Localization in 2D Quantum percolation

TL;DR

This paper investigates quantum transport in 2D percolation systems across various regimes, revealing persistent localization near the band center, novel conductance quantization in small systems, and confirming Pendry's conjecture on rare conducting states.

Contribution

It provides a comprehensive numerical analysis of localization, conductance distributions, and rare resonant states in 2D quantum percolation, including new observations of conductance quantization and validation of Pendry's conjecture.

Findings

Persistent Anderson localization near the band center.

Observation of partial conductance quantization in small systems.

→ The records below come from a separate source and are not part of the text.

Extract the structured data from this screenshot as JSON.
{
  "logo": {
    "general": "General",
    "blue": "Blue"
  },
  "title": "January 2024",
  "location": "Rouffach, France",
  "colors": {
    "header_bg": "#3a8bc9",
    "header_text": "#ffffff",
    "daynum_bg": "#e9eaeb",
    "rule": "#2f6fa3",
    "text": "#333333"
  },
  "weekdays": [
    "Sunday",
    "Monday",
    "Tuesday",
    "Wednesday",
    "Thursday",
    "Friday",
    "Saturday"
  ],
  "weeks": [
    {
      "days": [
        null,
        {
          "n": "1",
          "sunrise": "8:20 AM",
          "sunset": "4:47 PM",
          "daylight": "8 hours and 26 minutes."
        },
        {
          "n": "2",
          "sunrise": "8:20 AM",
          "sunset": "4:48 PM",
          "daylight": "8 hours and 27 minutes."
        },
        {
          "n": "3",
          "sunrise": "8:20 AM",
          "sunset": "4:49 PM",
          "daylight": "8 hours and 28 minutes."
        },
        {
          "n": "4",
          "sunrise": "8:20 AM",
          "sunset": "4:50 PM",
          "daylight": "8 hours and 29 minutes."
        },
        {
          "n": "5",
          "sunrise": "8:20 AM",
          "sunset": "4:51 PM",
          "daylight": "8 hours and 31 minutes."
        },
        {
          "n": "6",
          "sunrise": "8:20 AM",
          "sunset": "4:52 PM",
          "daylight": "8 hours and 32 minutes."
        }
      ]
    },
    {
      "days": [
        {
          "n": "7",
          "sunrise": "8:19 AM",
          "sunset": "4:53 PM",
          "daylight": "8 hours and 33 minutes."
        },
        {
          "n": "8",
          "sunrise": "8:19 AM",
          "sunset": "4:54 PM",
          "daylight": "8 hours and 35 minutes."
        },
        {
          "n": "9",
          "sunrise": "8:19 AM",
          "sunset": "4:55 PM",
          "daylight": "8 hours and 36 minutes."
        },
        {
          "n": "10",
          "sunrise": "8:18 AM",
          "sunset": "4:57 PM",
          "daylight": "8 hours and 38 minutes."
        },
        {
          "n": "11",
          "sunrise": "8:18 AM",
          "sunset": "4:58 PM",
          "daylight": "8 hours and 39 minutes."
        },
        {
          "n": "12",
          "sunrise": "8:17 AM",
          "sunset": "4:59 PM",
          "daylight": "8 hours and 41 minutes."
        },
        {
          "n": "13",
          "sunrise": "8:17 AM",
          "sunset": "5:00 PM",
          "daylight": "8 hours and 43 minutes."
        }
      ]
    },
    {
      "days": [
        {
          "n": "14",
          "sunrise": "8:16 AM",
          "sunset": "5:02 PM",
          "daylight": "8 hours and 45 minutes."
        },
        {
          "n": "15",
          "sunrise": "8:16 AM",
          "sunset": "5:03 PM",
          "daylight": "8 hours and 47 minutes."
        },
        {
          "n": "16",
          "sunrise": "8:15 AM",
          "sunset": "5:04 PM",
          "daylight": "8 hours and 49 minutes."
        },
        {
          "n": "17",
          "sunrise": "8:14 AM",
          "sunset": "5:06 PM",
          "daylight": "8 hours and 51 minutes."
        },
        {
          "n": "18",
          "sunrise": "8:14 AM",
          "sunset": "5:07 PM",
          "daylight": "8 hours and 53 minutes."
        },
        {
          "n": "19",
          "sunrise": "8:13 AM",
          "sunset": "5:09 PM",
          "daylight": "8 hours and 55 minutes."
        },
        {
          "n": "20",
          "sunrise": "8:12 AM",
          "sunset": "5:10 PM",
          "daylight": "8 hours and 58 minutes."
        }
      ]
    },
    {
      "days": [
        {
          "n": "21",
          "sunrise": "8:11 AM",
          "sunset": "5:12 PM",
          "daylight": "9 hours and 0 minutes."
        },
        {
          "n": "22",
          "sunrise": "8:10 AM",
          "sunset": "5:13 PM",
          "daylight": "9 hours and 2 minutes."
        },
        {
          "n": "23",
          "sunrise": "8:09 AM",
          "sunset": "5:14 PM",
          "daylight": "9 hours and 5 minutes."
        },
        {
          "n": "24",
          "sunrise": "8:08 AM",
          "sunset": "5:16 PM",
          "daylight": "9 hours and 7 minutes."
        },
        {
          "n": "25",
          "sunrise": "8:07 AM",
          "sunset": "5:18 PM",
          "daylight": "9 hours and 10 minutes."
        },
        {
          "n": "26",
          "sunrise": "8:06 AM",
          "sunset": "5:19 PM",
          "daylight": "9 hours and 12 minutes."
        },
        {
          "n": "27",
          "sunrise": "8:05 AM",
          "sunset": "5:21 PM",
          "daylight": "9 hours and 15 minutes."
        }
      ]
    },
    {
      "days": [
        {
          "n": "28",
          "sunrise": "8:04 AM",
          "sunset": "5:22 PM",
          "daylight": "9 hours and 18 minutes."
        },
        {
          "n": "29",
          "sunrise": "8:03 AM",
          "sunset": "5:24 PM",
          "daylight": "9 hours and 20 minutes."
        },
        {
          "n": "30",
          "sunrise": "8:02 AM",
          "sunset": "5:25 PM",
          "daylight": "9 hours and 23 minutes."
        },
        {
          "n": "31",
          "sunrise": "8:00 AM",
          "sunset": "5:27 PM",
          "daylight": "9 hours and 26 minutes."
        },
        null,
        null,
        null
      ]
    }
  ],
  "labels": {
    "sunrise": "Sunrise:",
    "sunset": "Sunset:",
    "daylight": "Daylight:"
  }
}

Confirmation of Pendry's conjecture on rare conducting samples.

Abstract

Quantum site percolation as a limiting case of binary alloy is studied numerically in 2D within the tight-binding model. We address the transport properties in all regimes - ballistic, diffusive (metallic), localized and crossover between the latter two. Special attention is given to the region close to the conduction band center, but even there the Anderson localization persists, without signs of metal - insulator transition. We found standard localization for sufficiently large samples. For smaller systems, novel partial quantization of Landauer conductances, i. e. most values close to small integers in arbitrary units is observed at band center. The crossover types of conductance distributions (outside the band center) are found to be similar to systems with corrugated surfaces. Universal conductance fluctuations in metallic regime are shown to approach the known, theoretically predicted value. The resonances in localized regime are Pendry necklaces. We tested Pendry's conjecture on the probability of such rare conducting samples and it proved consistent with our numerical results.